Grossman: Changes like these won't notably alter the lives of these people at the top of the world. But they could be prelude to more serious problems. NASA scientist James Hansen says the two tiny light bulbs worth of heat that humans have added to each square meter of Earth's surface has brought the planet to the brink of a completely new chapter of climate history.

Hansen: We're becoming as warm as it has been in the last million years, and soon it will be warmer than it has been in the last million years. So we're really going into territory that hasn't been charted for a long time.

Grossman: For the last million years, the Earth has alternated between ice ages, which last about 80,000 years and warm periods, called interglacials, which are much shorter. We're currently about 11,000 years into an interglacial. We probably should be sliding toward the next ice age. Instead it's getting warmer.

[Sound of wind in Greenland]

Grossman: Heinz Miller is an expert on glaciers, a glaciologist. He says in order to figure out what happens next, scientists study what happened before.

Miller: And in order to understand this, we have to look at very many different stages of climate.

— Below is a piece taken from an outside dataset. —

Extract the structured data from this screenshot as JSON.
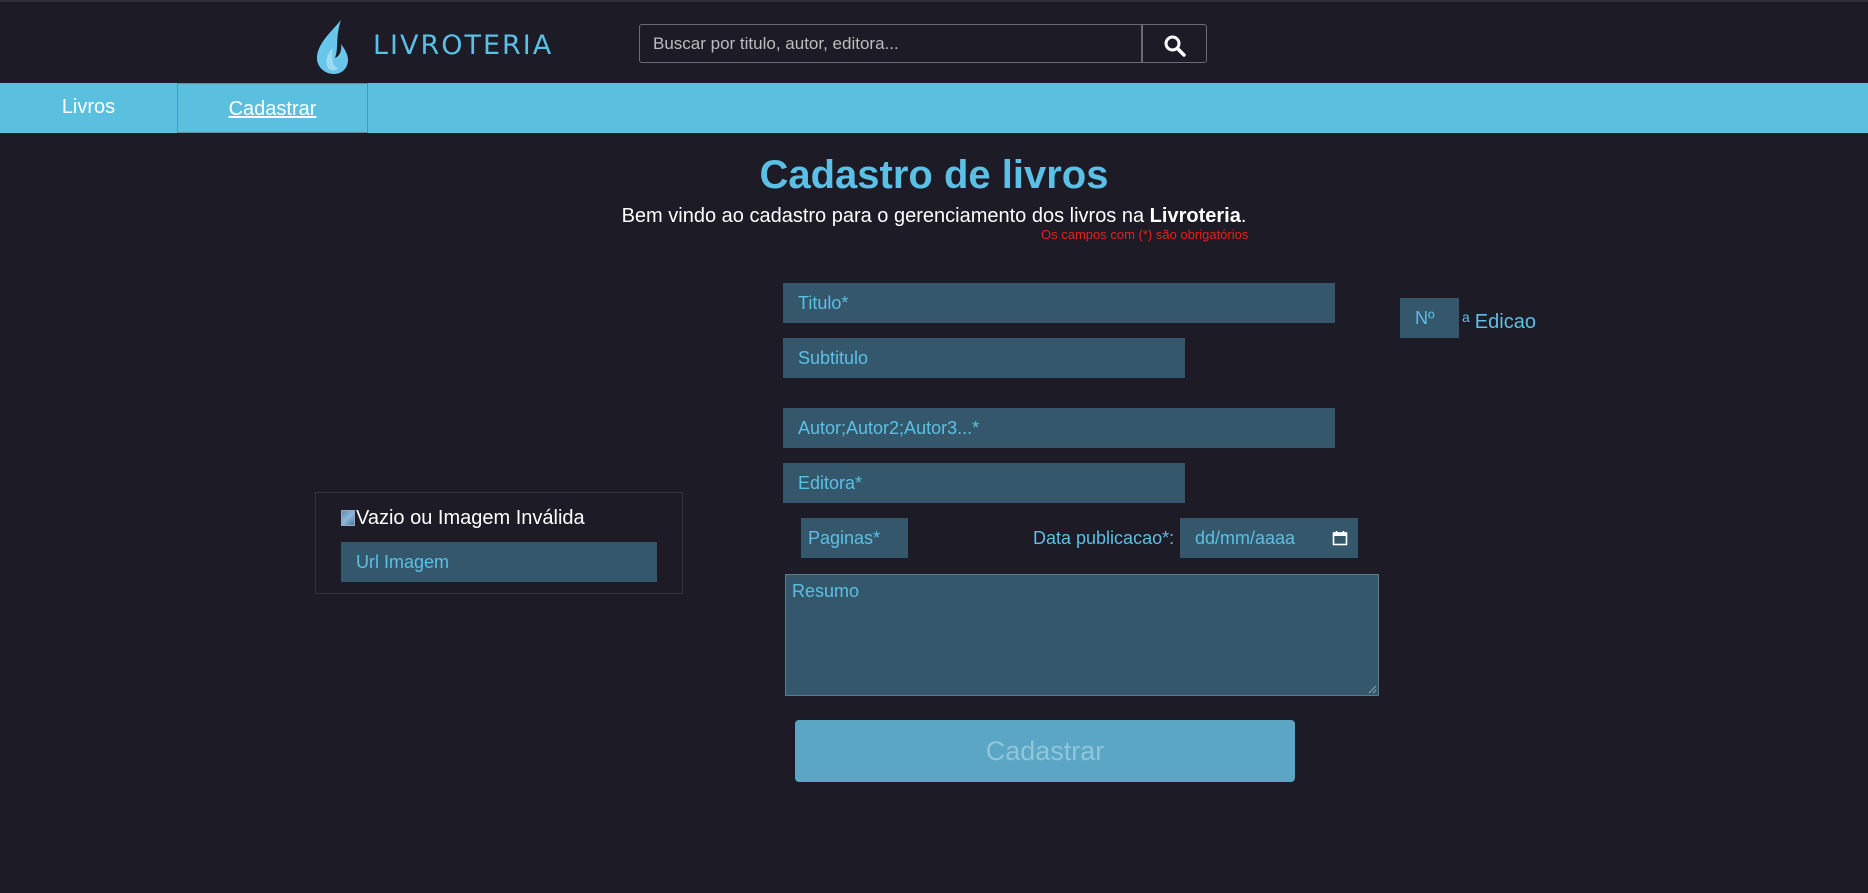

Grossman: Miller is a professor at Germany's Alfred Wegner Institute. At a base camp on Greenland's windswept ice sheet, he says researchers have only measured the climate systematically with precise scientific instruments like thermometers for about 150 years. Those measurements represent only a fleeting snapshot of Earth's past. However researchers have other ways to gauge climate further back in time.

Miller: And we find those, for instance, in sediments of the deep sea and we find them in tree rings or we find them lake sediments.

Grossman: Tree rings, for instance, tend to be thicker in wetter years. Lake sediments store pollen that shows what plants were growing. Cave stalactites hold evidence of past temperatures in fine rock layers. Cylinders, or cores, of glacier-ice contain climate records trapped in frozen water molecules.

Miller: Ice cores are a very special climate archive, because they will tell us about past temperatures and at the same time they will tell us about atmospheric composition.

Grossman: Glacier cores give scientists some of the most detailed pictures of past changes in climate because researchers can distinguish annual layers of ice like tree rings and count tens of thousands of years back in time.

[Sound of exterior with plane taxiing]

Grossman: The absolute best place in the world to get a detailed record of what the climate has been doing for at least the last 140,000 years is the middle of Greenland on a massive glacier nearly two miles thick and about the size of the United States east of the Mississippi river.

Grossman: A team of European scientists, flown in by military transport planes, has set up a base here. Blindingly white ice and snow stretch for hundreds of miles in all directions.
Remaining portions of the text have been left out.